Corn leaf aphid is very common in whorl stage corn, but rarely cause economic losses. Infestations become apparent when the tassels begin to emerge revealing colonies of aphids. Infestations are more common in late-panted corn. Corn is most susceptible to yield loss by aphids while in the whorl stage. If large numbers are present three weeks before tassel emergence, physiological damage and some yield loss may occur. Corn may be stunted or wilted, especially when plants are under drought or nutritional stress. However, infestations usually occur close to tassel emergence, and despite large numbers of aphids, don't cause economic losses. While infestations that cause physiological yield loss are uncommon, some producers feel that the large number of aphids and the honeydew they produce may interfere with pollination by gumming up the tassels. Excessive honeydew on the tassels may limit pollen shed and it has been associated with barren corn, although this is very uncommon. Silks that are covered in honeydew will continue to grow until they are pollinated. Excessive honeydew and the sooty mold it may cause can reduce the marketability of the ears.
Biological: Aphids are preyed on by lady beetles, green lacewings, and syrphid larvae, but these usually cannot control the rapid spring increase in populations.
Cultural: Early planting of the corn crop as well as proper tillage and fertilization to hasten its growth and maturing can help to prevent the damage caused by the corn leaf aphid.
Monitoring: Growers need to monitor for corn leaf aphid twice prior to tasseling. This should be done 3 weeks prior to tassel emergence and again one week later. Four consecutive plants should be randomly selected in each of five locations per field. Carefully pull the whorl leaves from these plants, unroll the leaves, and estimate the number of aphids. Do not include off-color aphids (those that are diseased or parasitized) in these estimates.
Growers should consider treating for corn leaf aphids if an average of 15 or more aphids (10 with stressed plants) per whorl are found 3 weeks before tassel emergence or 30 or more aphids (15 with stressed plants) per whorl
one week later. Closer to tassel emergence, greater numbers can be tolerated without loss of yield or ear contamination.
Diazinon 50 WP (diazinon)- Apply as a foliar treatment at 1 to 2 lb per acre.
Endosulfan 3 EC (Thiodan, Phaser)- Apply as a foliar treatment at 1-1/3 qt per acre to a limit of 4 qt per acre per season.
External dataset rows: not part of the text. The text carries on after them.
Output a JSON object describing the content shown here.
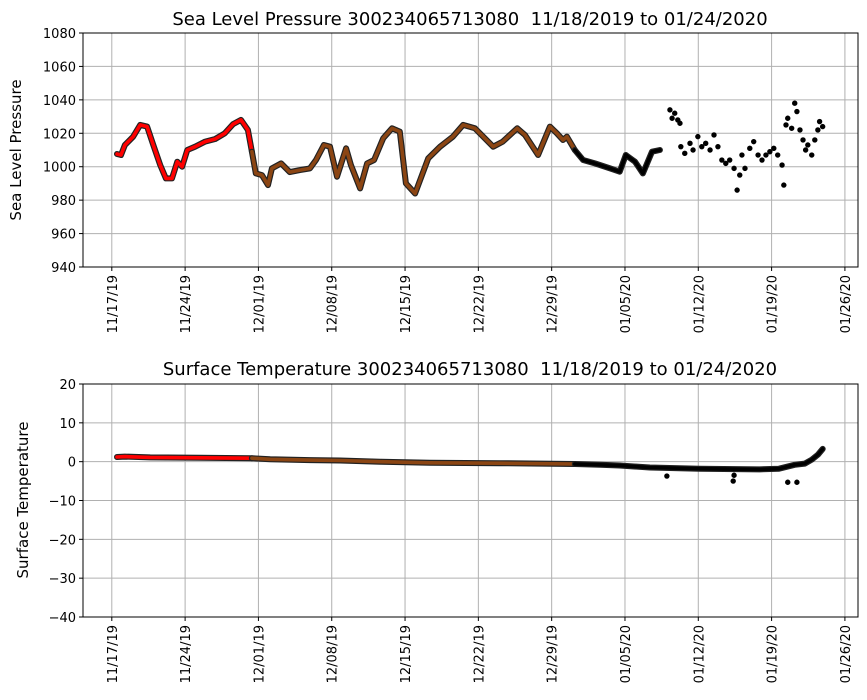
{
  "chart_data": [
    {
      "type": "scatter",
      "title": "Sea Level Pressure 300234065713080  11/18/2019 to 01/24/2020",
      "xlabel": "",
      "ylabel": "Sea Level Pressure",
      "ylim": [
        940,
        1080
      ],
      "yticks": [
        940,
        960,
        980,
        1000,
        1020,
        1040,
        1060,
        1080
      ],
      "xlim": [
        "2019-11-14T06:00",
        "2020-01-27T06:00"
      ],
      "xticks": [
        {
          "date": "2019-11-17T00:00",
          "label": "11/17/19"
        },
        {
          "date": "2019-11-24T00:00",
          "label": "11/24/19"
        },
        {
          "date": "2019-12-01T00:00",
          "label": "12/01/19"
        },
        {
          "date": "2019-12-08T00:00",
          "label": "12/08/19"
        },
        {
          "date": "2019-12-15T00:00",
          "label": "12/15/19"
        },
        {
          "date": "2019-12-22T00:00",
          "label": "12/22/19"
        },
        {
          "date": "2019-12-29T00:00",
          "label": "12/29/19"
        },
        {
          "date": "2020-01-05T00:00",
          "label": "01/05/20"
        },
        {
          "date": "2020-01-12T00:00",
          "label": "01/12/20"
        },
        {
          "date": "2020-01-19T00:00",
          "label": "01/19/20"
        },
        {
          "date": "2020-01-26T00:00",
          "label": "01/26/20"
        }
      ],
      "grid": true,
      "series": [
        {
          "color": "#ff0000",
          "dense": true,
          "points": [
            [
              "2019-11-17T12:00",
              1007.6
            ],
            [
              "2019-11-17T21:00",
              1007
            ],
            [
              "2019-11-18T06:00",
              1013
            ],
            [
              "2019-11-19T01:00",
              1018
            ],
            [
              "2019-11-19T17:00",
              1025
            ],
            [
              "2019-11-20T09:00",
              1024
            ],
            [
              "2019-11-20T23:00",
              1013
            ],
            [
              "2019-11-21T15:00",
              1001
            ],
            [
              "2019-11-22T04:00",
              993
            ],
            [
              "2019-11-22T18:00",
              993
            ],
            [
              "2019-11-23T06:00",
              1003
            ],
            [
              "2019-11-23T17:00",
              1000
            ],
            [
              "2019-11-24T05:00",
              1010
            ],
            [
              "2019-11-24T23:00",
              1012
            ],
            [
              "2019-11-25T22:00",
              1015
            ],
            [
              "2019-11-26T21:00",
              1016.6
            ],
            [
              "2019-11-27T19:00",
              1020
            ],
            [
              "2019-11-28T14:00",
              1025.5
            ],
            [
              "2019-11-29T08:00",
              1028
            ],
            [
              "2019-11-30T00:00",
              1022
            ],
            [
              "2019-11-30T09:00",
              1009
            ]
          ]
        },
        {
          "color": "#8b4513",
          "dense": true,
          "points": [
            [
              "2019-11-30T09:00",
              1009
            ],
            [
              "2019-11-30T18:00",
              996
            ],
            [
              "2019-12-01T08:00",
              995
            ],
            [
              "2019-12-01T22:00",
              989
            ],
            [
              "2019-12-02T07:00",
              999
            ],
            [
              "2019-12-03T04:00",
              1002
            ],
            [
              "2019-12-04T00:00",
              996.8
            ],
            [
              "2019-12-04T23:00",
              998
            ],
            [
              "2019-12-05T22:00",
              999
            ],
            [
              "2019-12-06T12:00",
              1004
            ],
            [
              "2019-12-07T06:00",
              1013
            ],
            [
              "2019-12-07T20:00",
              1012
            ],
            [
              "2019-12-08T12:00",
              994
            ],
            [
              "2019-12-09T09:00",
              1011
            ],
            [
              "2019-12-09T20:00",
              1001
            ],
            [
              "2019-12-10T17:00",
              987
            ],
            [
              "2019-12-11T09:00",
              1002
            ],
            [
              "2019-12-12T01:00",
              1004
            ],
            [
              "2019-12-12T22:00",
              1017
            ],
            [
              "2019-12-13T18:00",
              1023
            ],
            [
              "2019-12-14T12:00",
              1021
            ],
            [
              "2019-12-15T02:00",
              990
            ],
            [
              "2019-12-15T23:00",
              984
            ],
            [
              "2019-12-17T05:00",
              1005
            ],
            [
              "2019-12-18T08:00",
              1012
            ],
            [
              "2019-12-19T14:00",
              1018
            ],
            [
              "2019-12-20T13:00",
              1025
            ],
            [
              "2019-12-21T16:00",
              1023
            ],
            [
              "2019-12-23T10:00",
              1012
            ],
            [
              "2019-12-24T08:00",
              1015
            ],
            [
              "2019-12-25T17:00",
              1023
            ],
            [
              "2019-12-26T11:00",
              1019
            ],
            [
              "2019-12-27T17:00",
              1007
            ],
            [
              "2019-12-28T20:00",
              1024
            ],
            [
              "2019-12-29T12:00",
              1020
            ],
            [
              "2019-12-30T02:00",
              1016
            ],
            [
              "2019-12-30T11:00",
              1018
            ],
            [
              "2019-12-31T05:00",
              1010
            ]
          ]
        },
        {
          "color": "#000000",
          "dense": true,
          "points": [
            [
              "2019-12-31T05:00",
              1010
            ],
            [
              "2020-01-01T00:00",
              1004
            ],
            [
              "2020-01-02T03:00",
              1002
            ],
            [
              "2020-01-03T14:00",
              999
            ],
            [
              "2020-01-04T12:00",
              997
            ],
            [
              "2020-01-05T02:00",
              1007
            ],
            [
              "2020-01-05T23:00",
              1003
            ],
            [
              "2020-01-06T17:00",
              996
            ],
            [
              "2020-01-07T14:00",
              1009
            ],
            [
              "2020-01-08T08:00",
              1010
            ]
          ]
        },
        {
          "color": "#000000",
          "dense": false,
          "points": [
            [
              "2020-01-09T07:00",
              1034
            ],
            [
              "2020-01-09T12:00",
              1029
            ],
            [
              "2020-01-09T18:00",
              1032
            ],
            [
              "2020-01-10T01:00",
              1028
            ],
            [
              "2020-01-10T06:00",
              1026
            ],
            [
              "2020-01-10T08:00",
              1012
            ],
            [
              "2020-01-10T17:00",
              1008
            ],
            [
              "2020-01-11T05:00",
              1014
            ],
            [
              "2020-01-11T12:00",
              1010
            ],
            [
              "2020-01-11T23:00",
              1018
            ],
            [
              "2020-01-12T08:00",
              1012
            ],
            [
              "2020-01-12T17:00",
              1014
            ],
            [
              "2020-01-13T03:00",
              1010
            ],
            [
              "2020-01-13T12:00",
              1019
            ],
            [
              "2020-01-13T21:00",
              1012
            ],
            [
              "2020-01-14T06:00",
              1004
            ],
            [
              "2020-01-14T15:00",
              1002
            ],
            [
              "2020-01-15T00:00",
              1004
            ],
            [
              "2020-01-15T10:00",
              999
            ],
            [
              "2020-01-15T17:00",
              986
            ],
            [
              "2020-01-15T23:00",
              995
            ],
            [
              "2020-01-16T04:00",
              1007
            ],
            [
              "2020-01-16T11:00",
              999
            ],
            [
              "2020-01-16T22:00",
              1011
            ],
            [
              "2020-01-17T07:00",
              1015
            ],
            [
              "2020-01-17T17:00",
              1007
            ],
            [
              "2020-01-18T02:00",
              1004
            ],
            [
              "2020-01-18T11:00",
              1007
            ],
            [
              "2020-01-18T20:00",
              1009
            ],
            [
              "2020-01-19T05:00",
              1011
            ],
            [
              "2020-01-19T14:00",
              1007
            ],
            [
              "2020-01-20T00:00",
              1001
            ],
            [
              "2020-01-20T04:00",
              989
            ],
            [
              "2020-01-20T09:00",
              1025
            ],
            [
              "2020-01-20T13:00",
              1029
            ],
            [
              "2020-01-20T22:00",
              1023
            ],
            [
              "2020-01-21T05:00",
              1038
            ],
            [
              "2020-01-21T10:00",
              1033
            ],
            [
              "2020-01-21T17:00",
              1022
            ],
            [
              "2020-01-22T00:00",
              1016
            ],
            [
              "2020-01-22T06:00",
              1010
            ],
            [
              "2020-01-22T11:00",
              1013
            ],
            [
              "2020-01-22T20:00",
              1007
            ],
            [
              "2020-01-23T03:00",
              1016
            ],
            [
              "2020-01-23T10:00",
              1022
            ],
            [
              "2020-01-23T14:00",
              1027
            ],
            [
              "2020-01-23T21:00",
              1024
            ]
          ]
        }
      ]
    },
    {
      "type": "scatter",
      "title": "Surface Temperature 300234065713080  11/18/2019 to 01/24/2020",
      "xlabel": "",
      "ylabel": "Surface Temperature",
      "ylim": [
        -40,
        20
      ],
      "yticks": [
        -40,
        -30,
        -20,
        -10,
        0,
        10,
        20
      ],
      "xlim": [
        "2019-11-14T06:00",
        "2020-01-27T06:00"
      ],
      "grid": true,
      "series": [
        {
          "color": "#ff0000",
          "dense": true,
          "points": [
            [
              "2019-11-17T12:00",
              1.2
            ],
            [
              "2019-11-18T06:00",
              1.3
            ],
            [
              "2019-11-20T16:00",
              1.1
            ],
            [
              "2019-11-25T10:00",
              1.0
            ],
            [
              "2019-11-30T09:00",
              0.9
            ]
          ]
        },
        {
          "color": "#8b4513",
          "dense": true,
          "points": [
            [
              "2019-11-30T09:00",
              0.9
            ],
            [
              "2019-12-02T03:00",
              0.6
            ],
            [
              "2019-12-05T22:00",
              0.4
            ],
            [
              "2019-12-08T19:00",
              0.3
            ],
            [
              "2019-12-12T15:00",
              0.0
            ],
            [
              "2019-12-17T09:00",
              -0.3
            ],
            [
              "2019-12-24T01:00",
              -0.4
            ],
            [
              "2019-12-31T05:00",
              -0.6
            ]
          ]
        },
        {
          "color": "#000000",
          "dense": true,
          "points": [
            [
              "2019-12-31T05:00",
              -0.6
            ],
            [
              "2020-01-02T15:00",
              -0.8
            ],
            [
              "2020-01-04T12:00",
              -1.0
            ],
            [
              "2020-01-07T09:00",
              -1.5
            ],
            [
              "2020-01-12T03:00",
              -1.8
            ],
            [
              "2020-01-17T20:00",
              -2.0
            ],
            [
              "2020-01-19T17:00",
              -1.8
            ],
            [
              "2020-01-21T05:00",
              -0.8
            ],
            [
              "2020-01-22T04:00",
              -0.5
            ],
            [
              "2020-01-22T20:00",
              0.5
            ],
            [
              "2020-01-23T10:00",
              1.8
            ],
            [
              "2020-01-23T21:00",
              3.3
            ]
          ]
        },
        {
          "color": "#000000",
          "dense": false,
          "points": [
            [
              "2020-01-09T00:00",
              -3.7
            ],
            [
              "2020-01-15T08:00",
              -5.0
            ],
            [
              "2020-01-15T10:00",
              -3.5
            ],
            [
              "2020-01-20T13:00",
              -5.3
            ],
            [
              "2020-01-21T10:00",
              -5.3
            ]
          ]
        }
      ]
    }
  ]
}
Malathion (malathion)- Apply as a foliar treatment at 1 pint per acre.
Western Corn Rootworm
(Diabrotica virgifera virgifera)
The western corn rootworm is an infrequent pest in sweet corn in Kentucky and it is restricted only to fields are continuously kept in corn production for several years. As most sweet corn fields are regularly rotsted to other
crops, this is not a common pest. The larval stage of this pest is the most destructive, feeding on the roots of corn in late May and June. Above ground, infested plants may appear to be drought or nutrient stressed, making slow growth, and prone to fall over after heavy rains, making mechanical harvesting difficult. Small roots are chewed off and larger roots are tunneled by the narrow, white, ½ inch long larvae. The eggs western corn rootworm are laid in July and August in soil around the base of the corn plant. The rootworm spends the winter in the egg stage. The egg hatch begins in May and small larvae can be found in late May. The larvae grow through three instars and a prepupal stage and adults begin to emerge in late June and early July.
The adult western corn rootworm is and is yellow-brown with three prominent black stripes on the dorsum. The northern and southern corn rootworms also occur in Kentucky, but problems in sweet corn with these species is rare.
Biological control of western corn rootworm is not well understood in Kentucky.
Cultural: Crop rotation, alternating corn with vegetable or non-corn field crops in which the corn rootworm larvae cannot develop, is the most effective rootworm management practice in Kentucky. The more years that a field stays in continuous corn production, the more likely it will develop corn rootworm problems.
Monitoring: Adult rootworm beetles are monitored during the summer and a soil insecticide is used the following year if an average of more than one rootworm beetle is observed per plant at any time during July,
August or September if the field is planted with corn the following year.
Aztec 2.1G (tebupirimphos+ cyfluthrin) soil applied in a band, T-band or infurrow at a rate of 6.7 oz per 1000 row feet.
Force 3 G (tefluthrin) soil applied in a T-band or infurrow at a rate of 4 to 5 ounces per 1000 row feet. Force will also control cutworms when applied as a T-band at planting.
Fortress 5 G (chlorethoxyfos) soil applied in a band, T-band or infurrow at a rate of 3 oz per 1000 row feet.
Lorsban 15G (chlorpyrifos) soil applied in a band, T-band or infurrow at a rate of 8 oz per 1000 row feet.